Mélanie Demers est neuropsychologue depuis dix ans.
Mélanie Demers est neuropsychologue depuis dix ans.

Rendez-vous en neuropsychologie reportés: des risques pour les enfants

Comme sa profession n’est pas reconnue comme étant un service essentiel par le gouvernement du Québec, la neuropsychologue Mélanie Demers a dû reporter 36 rendez-vous le mois dernier en raison du coronavirus. Une situation qui, selon elle, risque d’avoir des effets négatifs sur les enfants qu’elle devait rencontrer.

« Je comprends que je ne sois pas un service essentiel, parce qu’il n’y a pas d’école », concède- t-elle. Mais sans évaluation avant le retour en classe, elle craint que les enfants ayant un trouble d’apprentissage n’aient pas accès aux outils nécessaires à temps pour favoriser leur réussite scolaire.

La neuropsychologue, dont la clientèle est principalement composée d’enfants, évalue les cas de trouble du déficit de l’attention, de dysphasie, de dyspraxie et de dyslexie, pour ne nommer que ceux-là.

Un enfant dyslexique qui n’a pas encore été diagnostiqué pourrait alors passer des mois sans voir sa neuropsychologue pour être évalué, donne-t-elle en exemple.

Il risque d’éprouver de la difficulté en classe et ne pourra pas bénéficier des outils nécessaires, comme un portable avec des logiciels adaptés à son profil.

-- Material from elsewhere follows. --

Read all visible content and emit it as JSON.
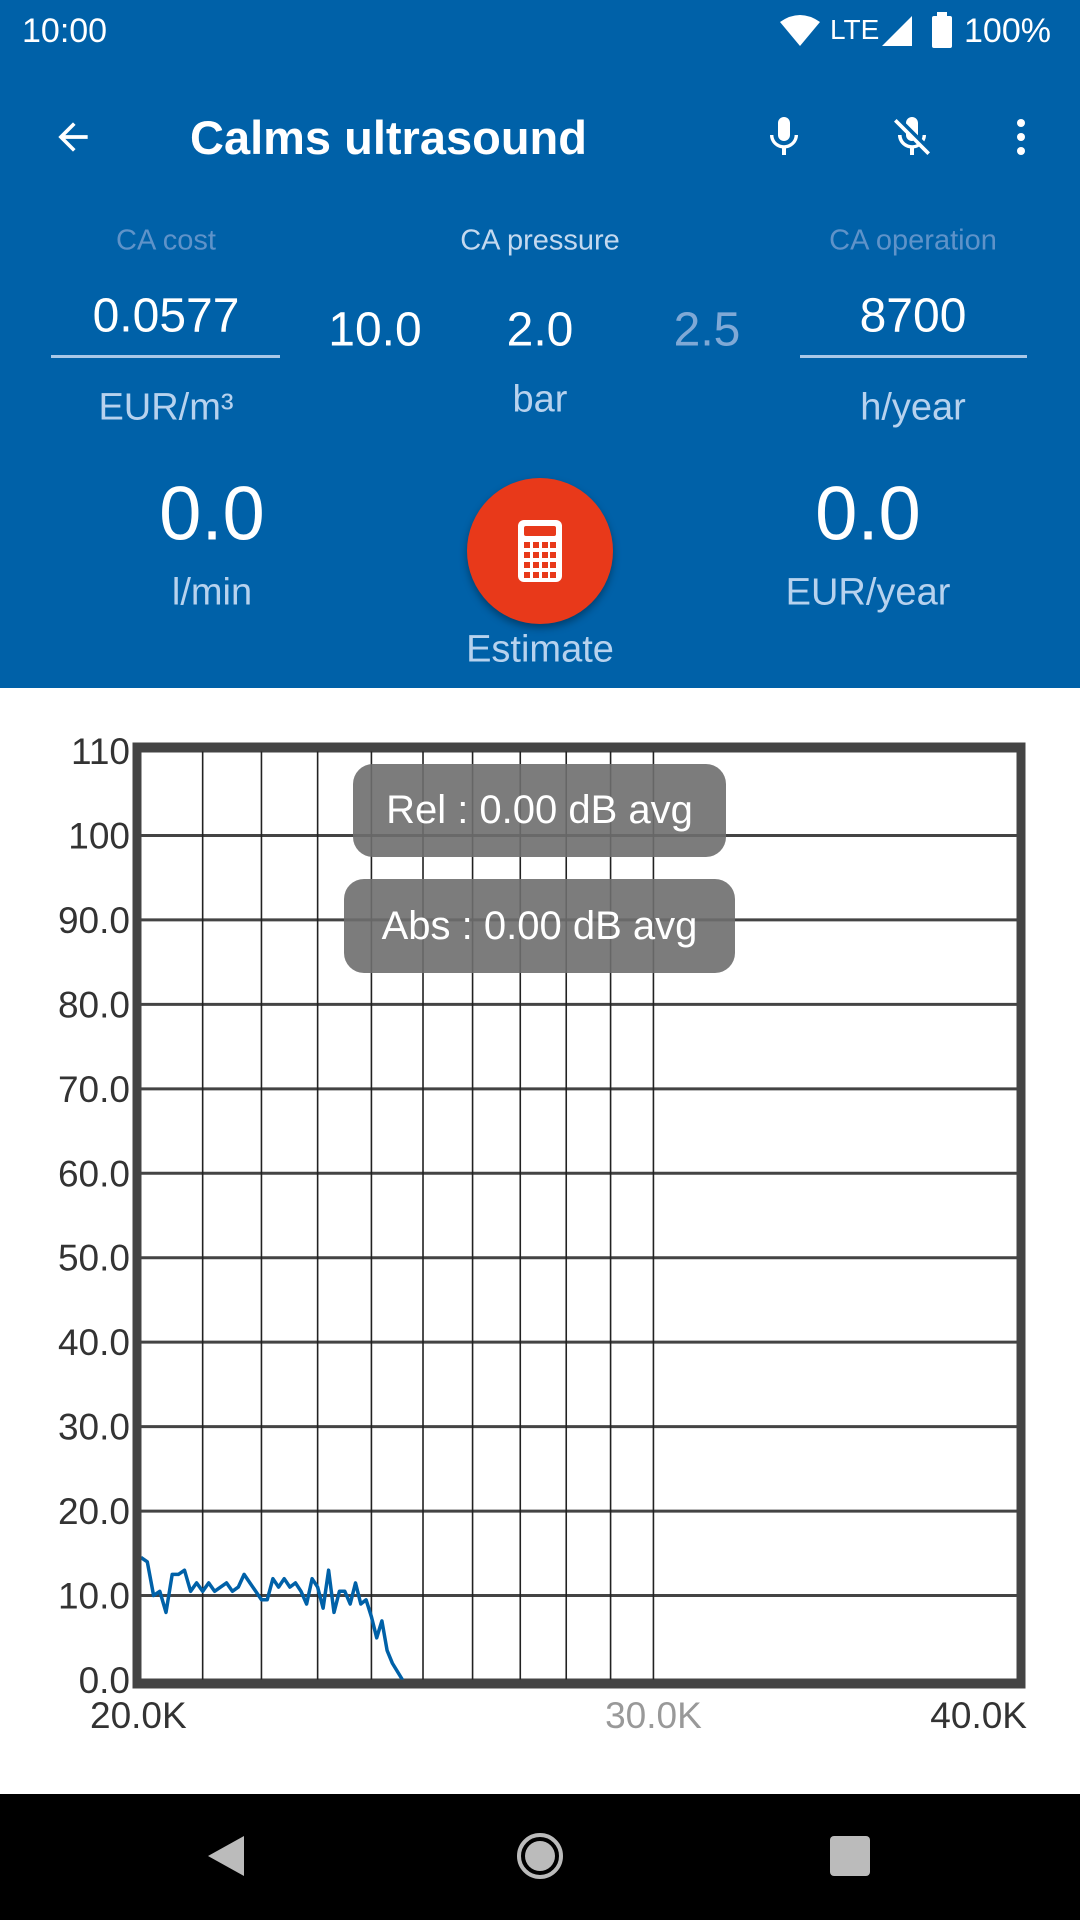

Mélanie Demers se questionne aussi à savoir à quel niveau les élèves recommenceront l’école si elle devait reprendre en septembre plutôt qu’en mai.

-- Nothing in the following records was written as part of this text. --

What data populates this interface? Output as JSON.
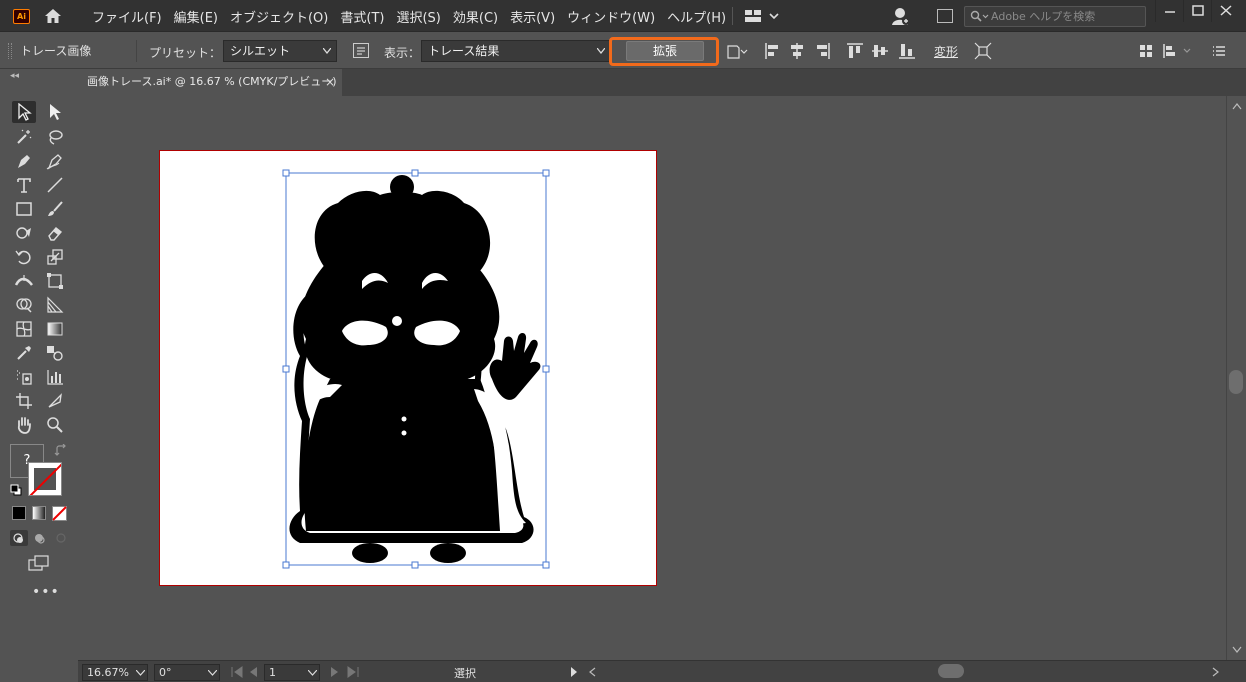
{
  "app": {
    "logo_text": "Ai"
  },
  "menu": {
    "items": [
      "ファイル(F)",
      "編集(E)",
      "オブジェクト(O)",
      "書式(T)",
      "選択(S)",
      "効果(C)",
      "表示(V)",
      "ウィンドウ(W)",
      "ヘルプ(H)"
    ]
  },
  "search": {
    "placeholder": "Adobe ヘルプを検索"
  },
  "control_bar": {
    "title": "トレース画像",
    "preset_label": "プリセット：",
    "preset_value": "シルエット",
    "view_label": "表示：",
    "view_value": "トレース結果",
    "expand_label": "拡張",
    "transform_label": "変形"
  },
  "document": {
    "tab_label": "画像トレース.ai* @ 16.67 % (CMYK/プレビュー)",
    "close_glyph": "×"
  },
  "toolbar": {
    "unknown_fill_glyph": "?"
  },
  "status": {
    "zoom": "16.67%",
    "rotation": "0°",
    "artboard_number": "1",
    "tool_status": "選択"
  },
  "colors": {
    "accent_highlight": "#f26a1b",
    "selection_blue": "#4a78d0",
    "artboard_border": "#b00000"
  }
}
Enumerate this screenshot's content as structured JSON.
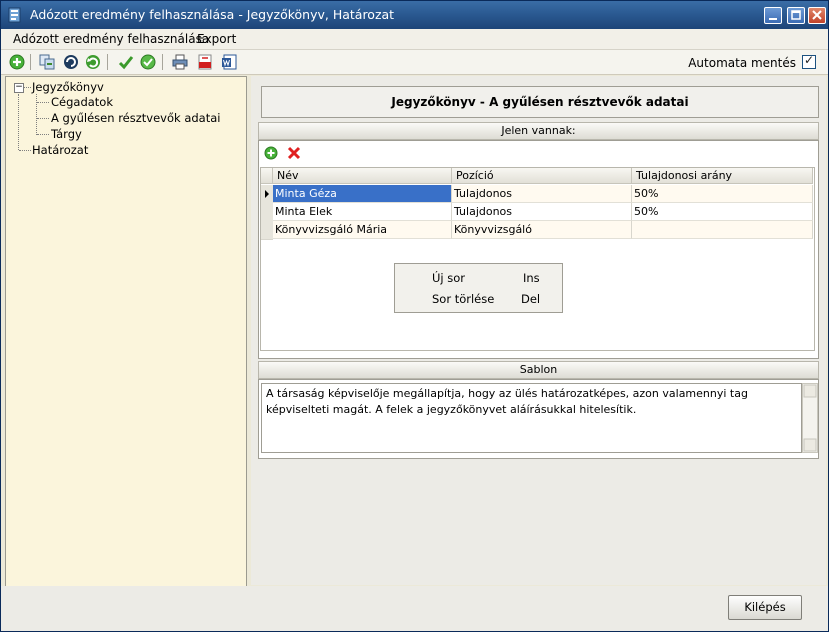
{
  "window": {
    "title": "Adózott eredmény felhasználása - Jegyzőkönyv, Határozat"
  },
  "menu": {
    "items": [
      "Adózott eredmény felhasználása",
      "Export"
    ]
  },
  "toolbar": {
    "icons": [
      "add-icon",
      "copy-icon",
      "refresh-icon",
      "undo-icon",
      "check-icon",
      "check-all-icon",
      "print-icon",
      "pdf-icon",
      "word-icon"
    ],
    "autosave_label": "Automata mentés",
    "autosave_checked": true
  },
  "tree": {
    "root1": "Jegyzőkönyv",
    "children": [
      "Cégadatok",
      "A gyűlésen résztvevők adatai",
      "Tárgy"
    ],
    "root2": "Határozat"
  },
  "header": {
    "title": "Jegyzőkönyv - A gyűlésen résztvevők adatai"
  },
  "attendees": {
    "group_title": "Jelen vannak:",
    "columns": [
      "Név",
      "Pozíció",
      "Tulajdonosi arány"
    ],
    "rows": [
      {
        "nev": "Minta Géza",
        "pozicio": "Tulajdonos",
        "arany": "50%"
      },
      {
        "nev": "Minta Elek",
        "pozicio": "Tulajdonos",
        "arany": "50%"
      },
      {
        "nev": "Könyvvizsgáló Mária",
        "pozicio": "Könyvvizsgáló",
        "arany": ""
      }
    ],
    "shortcuts": [
      {
        "label": "Új sor",
        "key": "Ins"
      },
      {
        "label": "Sor törlése",
        "key": "Del"
      }
    ]
  },
  "template": {
    "group_title": "Sablon",
    "text": "A társaság képviselője megállapítja, hogy az ülés határozatképes, azon valamennyi tag képviselteti magát. A felek a jegyzőkönyvet aláírásukkal hitelesítik."
  },
  "footer": {
    "exit_label": "Kilépés"
  }
}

Un élève qui a raté la matière de mars à juin, en plus de son trouble d’apprentissage, n’aura pas les acquis pour passer au niveau supérieur, estime-t-elle.

Avec les reports de rendez-vous, la liste d’attente s’allonge pour consulter la professionnelle dont le bureau est situé sur la rue Dufferin à Granby.

Pour accéder à une première évaluation, les parents sont sur une liste d’attente durant environ six mois. La situation actuelle fait en sorte d’augmenter ce délai à neuf mois, lorsque Mme Demers pourra recommencer à pratiquer.

Cette dernière est toutefois autorisée à traiter les cas urgents.

Un processus rigoureux

Tous les clients de Mélanie Demers sont rencontrés cinq fois. Une entrevue d’environ une heure est d’abord planifiée avec les parents pour cerner les difficultés de l’enfant. Par la suite, l’enfant est évalué à travers trois rencontres de deux heures chacune.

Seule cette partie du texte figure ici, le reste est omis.